Online retailers were offering cheap pirated decks, for which the publishers and artists received no payment.
What shocked me the most was the number of people within the tarot community who jumped to defend their right to buy cheap pirated decks.
Two artists I admire announced that they planned to stop creating new decks, as they could not financially afford to inadvertently give their art away for free. I saw two exciting projects abandoned, and another deck creator said that they were leaving the field as why should they create art for a community that steals from them.
Friends of mine were attacked on line for defending the rights of artists (and publishers, and agents, and assistants, and all the people involved in bringing creative works to life). Things were getting pretty unpleasant.
People were arguing that they had a right to buy pirated decks and that the artists were ungrateful for the praise they should feel that people admired their art work this much!

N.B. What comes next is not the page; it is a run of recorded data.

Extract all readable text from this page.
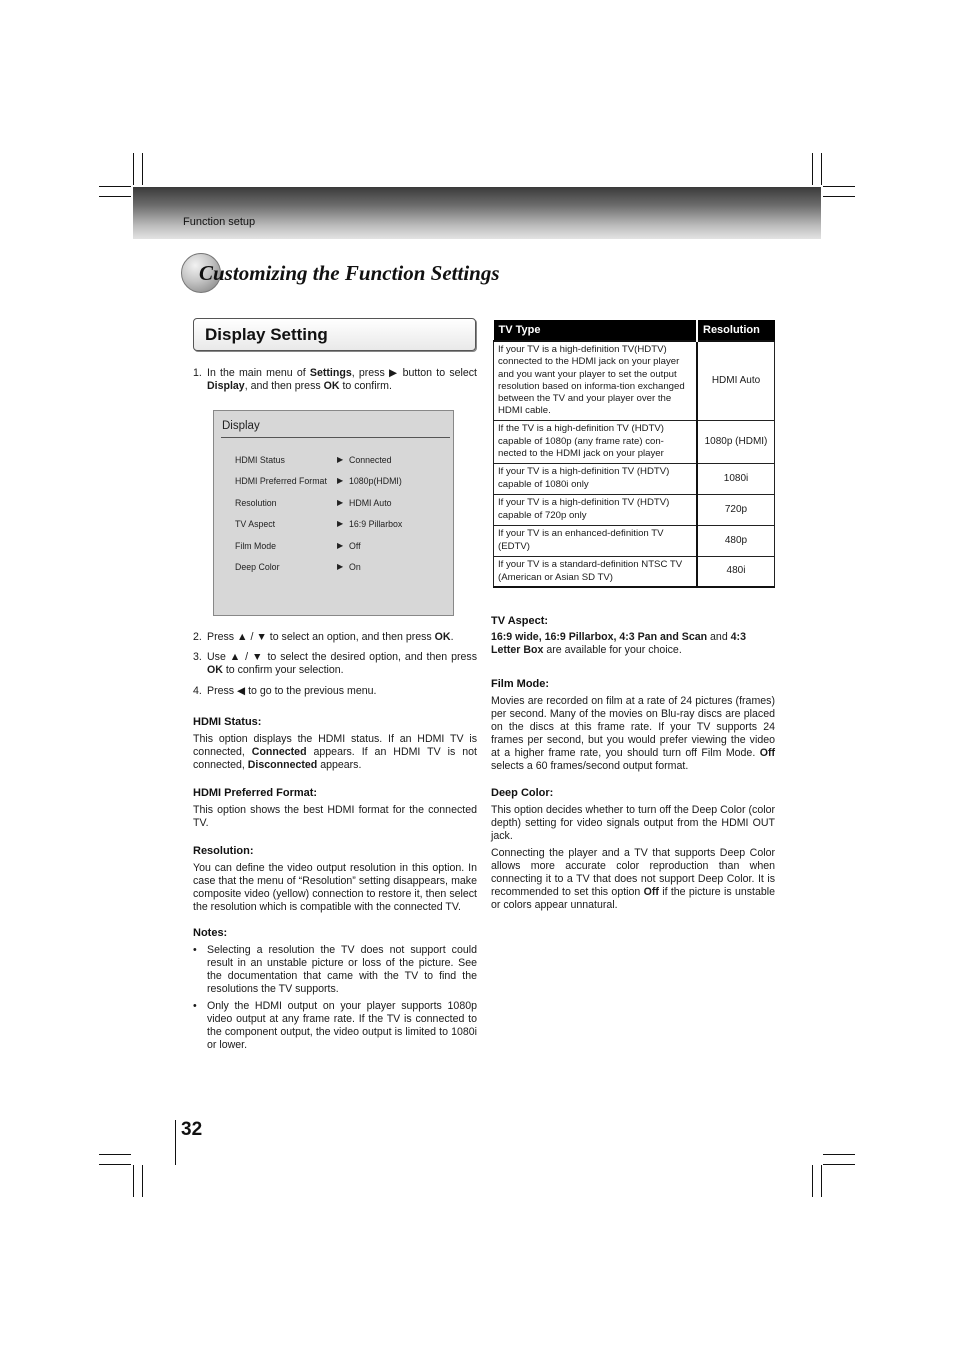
Function setup
Customizing the Function Settings
Display Setting
1. In the main menu of Settings, press ▶ button to select Display, and then press OK to confirm.
Display
HDMI Status	▶ Connected
HDMI Preferred Format ▶ 1080p(HDMI)
Resolution	▶ HDMI Auto
TV Aspect	▶ 16:9 Pillarbox
Film Mode	▶ Off
Deep Color	▶ On
2. Press ▲ / ▼ to select an option, and then press OK.
3. Use ▲ / ▼ to select the desired option, and then press OK to confirm your selection.
4. Press ◀ to go to the previous menu.
HDMI Status:
This option displays the HDMI status. If an HDMI TV is connected, Connected appears. If an HDMI TV is not connected, Disconnected appears.
HDMI Preferred Format:
This option shows the best HDMI format for the connected TV.
Resolution:
You can define the video output resolution in this option. In case that the menu of “Resolution” setting disappears, make composite video (yellow) connection to restore it, then select the resolution which is compatible with the connected TV.
Notes:
• Selecting a resolution the TV does not support could result in an unstable picture or loss of the picture. See the documentation that came with the TV to find the resolutions the TV supports.
• Only the HDMI output on your player supports 1080p video output at any frame rate. If the TV is connected to the component output, the video output is limited to 1080i or lower.
TV Type	Resolution
If your TV is a high-definition TV(HDTV) connected to the HDMI jack on your player and you want your player to set the output resolution based on informa-tion exchanged between the TV and your player over the HDMI cable.	HDMI Auto
If the TV is a high-definition TV (HDTV) capable of 1080p (any frame rate) con-nected to the HDMI jack on your player	1080p (HDMI)
If your TV is a high-definition TV (HDTV) capable of 1080i only	1080i
If your TV is a high-definition TV (HDTV) capable of 720p only	720p
If your TV is an enhanced-definition TV (EDTV)	480p
If your TV is a standard-definition NTSC TV (American or Asian SD TV)	480i
TV Aspect:
16:9 wide, 16:9 Pillarbox, 4:3 Pan and Scan and 4:3 Letter Box are available for your choice.
Film Mode:
Movies are recorded on film at a rate of 24 pictures (frames) per second. Many of the movies on Blu-ray discs are placed on the discs at this frame rate. If your TV supports 24 frames per second, but you would prefer viewing the video at a higher frame rate, you should turn off Film Mode. Off selects a 60 frames/second output format.
Deep Color:
This option decides whether to turn off the Deep Color (color depth) setting for video signals output from the HDMI OUT jack.
Connecting the player and a TV that supports Deep Color allows more accurate color reproduction than when connecting it to a TV that does not support Deep Color. It is recommended to set this option Off if the picture is unstable or colors appear unnatural.
32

At this point, I stuck my oar in, and, although I fortunately have never knowingly had my intellectual property stolen from me, I wanted to stand in solidarity with the artists and those being attacked for saying piracy is wrong.
The Seven Swords of Piracy
By Moti Black
I cannot be held accountable for the things it is I buy.
How can I tell if it’s genuine, when sellers always lie?
Do a bit of research, check why it’s too good to be true.
Look at the product and the vendor: assess the real value.
I am not the bad guy here, it’s got nothing to do with me,
I paid money, I did not steal: my friends tell me they agree.
You paid someone to steal for you, you condone the work they do.
Money makes this market grow: the money that comes from you.
I get something a bit cheap; the artist gets a free advert,
You’re making a fuss over nothing, no one is getting hurt.
You’re handing money to criminals, and what that funds, who knows?
You hurt the artist, reduce investment, and bring fresh art to new lows.
The greedy artists charge too much, they must be rich, don’t you see?
I can’t afford the prices they charge, that’s why there’s piracy.
Most artists aren’t as rich as you think, and you clearly don’t value their art.
Would you be happy working for free for some self-entitled upstart?
I have an addiction and you have no right to make me feel like this.
Publishers should not push their wares when they know that we can’t resist.
If you are being genuine, please seek professional advice.
But it’s not an excuse and don’t tell others to buy fake merchandise.
There’re always those silly extras, that come with authentic goods.
I’m doing it for the environment, I’m helping to save those woods.
You could buy the item second hand, or not buy it at all.
Your blatant consumerism weakens your claim to a higher call.
The Blithe Shopper
Look, I don’t care, say what you want, it’ll have no impact on me.
To be honest, if I could, I’d be printing art out for free.
For all the artists, can I just say, you are not welcome to our art.
To knowingly buy pirated goods, reveals a truly selfish heart.